Комната стала тише. Даже слишком. Кажется, я слышал, как урчит живот и бьётся моё влюблённое сердце.
— Она говорила спокойно, — добавил он. — Как объясняла очевидное.
Я посмотрел на страницу перед собой и вдруг понял, что всё это время думал именно об этом. Просто не знал слов.
«Мы с тобой сыграем в жар и холод,
Я проигран — снова, как всегда.
До тебя мир был прост и невесом,
А теперь он тяжек, как беда.»
— Мама слушала, — продолжил Джордж. — Не перебивала. Кивала.
— И? — выдохнул я.
— И Пиффи улыбнулась, — он пожал плечами. — Кажется, они друг друга поняли.
Он поднялся, уже собираясь уйти, но на пороге обернулся:
— Ты, кстати, и так умеешь это делать. Удачи, братец.
Дверь закрылась, и я остался один. С мыслью, которая вдруг легла ровно, без сопротивления. Я не до конца понимал смысл написанных строк. Но чувствовал, что они правильные.
Посмотрел на свои записи, дописал ещё одну строку и наконец позволил себе улыбнуться. Поставил галочку в голове: учесть, запомнить.
Ты любишь, когда тебя слышат.
Значит, я буду тишиной,
которая тебя выслушивает, понимает и любит. Даже твоё молчание.

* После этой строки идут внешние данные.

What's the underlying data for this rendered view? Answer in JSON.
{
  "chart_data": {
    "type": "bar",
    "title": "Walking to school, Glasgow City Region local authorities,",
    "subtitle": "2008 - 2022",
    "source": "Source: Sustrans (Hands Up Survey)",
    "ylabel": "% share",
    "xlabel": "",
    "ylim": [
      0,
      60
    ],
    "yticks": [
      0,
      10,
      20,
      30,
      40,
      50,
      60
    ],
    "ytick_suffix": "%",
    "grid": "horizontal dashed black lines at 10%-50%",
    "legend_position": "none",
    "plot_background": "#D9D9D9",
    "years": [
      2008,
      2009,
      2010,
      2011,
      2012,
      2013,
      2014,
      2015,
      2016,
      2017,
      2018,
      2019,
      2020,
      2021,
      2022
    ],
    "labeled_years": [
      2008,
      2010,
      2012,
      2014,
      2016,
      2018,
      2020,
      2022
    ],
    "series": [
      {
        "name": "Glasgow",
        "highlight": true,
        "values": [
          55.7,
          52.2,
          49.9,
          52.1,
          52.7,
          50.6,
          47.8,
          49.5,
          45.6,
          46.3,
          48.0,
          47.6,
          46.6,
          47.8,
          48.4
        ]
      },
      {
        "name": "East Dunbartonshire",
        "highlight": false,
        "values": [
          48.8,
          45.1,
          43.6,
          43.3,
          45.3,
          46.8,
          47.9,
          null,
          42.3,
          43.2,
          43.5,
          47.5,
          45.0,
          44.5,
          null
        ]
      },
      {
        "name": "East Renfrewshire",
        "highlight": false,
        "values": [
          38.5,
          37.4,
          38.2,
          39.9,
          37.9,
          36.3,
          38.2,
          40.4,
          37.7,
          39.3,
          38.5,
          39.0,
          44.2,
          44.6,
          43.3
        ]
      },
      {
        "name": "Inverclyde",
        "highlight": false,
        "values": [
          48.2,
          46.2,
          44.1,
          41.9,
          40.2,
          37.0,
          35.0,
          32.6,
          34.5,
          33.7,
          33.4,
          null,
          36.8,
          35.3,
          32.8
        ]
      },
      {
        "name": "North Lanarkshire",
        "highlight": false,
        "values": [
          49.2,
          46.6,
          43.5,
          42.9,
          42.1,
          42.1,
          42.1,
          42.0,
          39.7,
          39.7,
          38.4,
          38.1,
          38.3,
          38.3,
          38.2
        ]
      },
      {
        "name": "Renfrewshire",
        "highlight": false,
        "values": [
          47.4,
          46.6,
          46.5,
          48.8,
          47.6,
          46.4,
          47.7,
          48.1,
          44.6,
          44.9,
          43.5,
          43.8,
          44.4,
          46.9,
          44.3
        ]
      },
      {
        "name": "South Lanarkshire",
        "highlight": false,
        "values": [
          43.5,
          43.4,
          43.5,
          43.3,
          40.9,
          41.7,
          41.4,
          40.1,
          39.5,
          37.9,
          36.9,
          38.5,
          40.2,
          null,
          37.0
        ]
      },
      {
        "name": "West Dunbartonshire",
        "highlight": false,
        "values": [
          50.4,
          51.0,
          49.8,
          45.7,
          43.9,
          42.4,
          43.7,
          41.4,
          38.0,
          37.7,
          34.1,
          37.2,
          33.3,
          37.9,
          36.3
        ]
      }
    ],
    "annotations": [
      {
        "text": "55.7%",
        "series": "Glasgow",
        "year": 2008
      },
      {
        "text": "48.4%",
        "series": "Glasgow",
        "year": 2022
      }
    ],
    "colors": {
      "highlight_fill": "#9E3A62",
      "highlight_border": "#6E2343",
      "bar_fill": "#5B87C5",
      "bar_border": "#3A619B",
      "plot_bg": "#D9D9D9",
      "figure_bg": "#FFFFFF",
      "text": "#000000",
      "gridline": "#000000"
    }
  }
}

И снова посмотрел на листок, где теперь было написано всё, целиком:
«Я кричу, но ты меня не слышишь,
Слова мои, как ветер, растворишь.
Ты пройдёшь — и сердце рвётся в клочья,
Я скажу — и ты вдруг замолчишь.
Мы с тобой сыграем в жар и холод,
Я проигран снова, как всегда.
До тебя мир был прост и невесом,
А теперь он тяжек, как беда.
Ты смеёшься — солнце вдруг растает,
Растопив холодных дней стекло.
Я кричу, но ты меня не слышишь,
Сердце бьётся в инее кругов.
Не дожить нам вместе, не согреться,
Не держать мне руку, не любить.
Ты пройдёшь, оставив мне причину —
Ту любовь, что рвёт, чтоб выжить, жить.
Я пишу тебе стихи украдкой,
Чтобы ты прочла хотя бы суть.
Я молчу — и ты всё понимаешь,
Говорю — и ты уходишь в путь.
Говори. Я правда не мешаю.
Я умею слушать. Я могу.
Я кричу, но ты меня не слышишь.
Я молчу…
Слышишь ли ту тьму?»
И, пожалуй, это было самое правильное, что я написал за всё лето.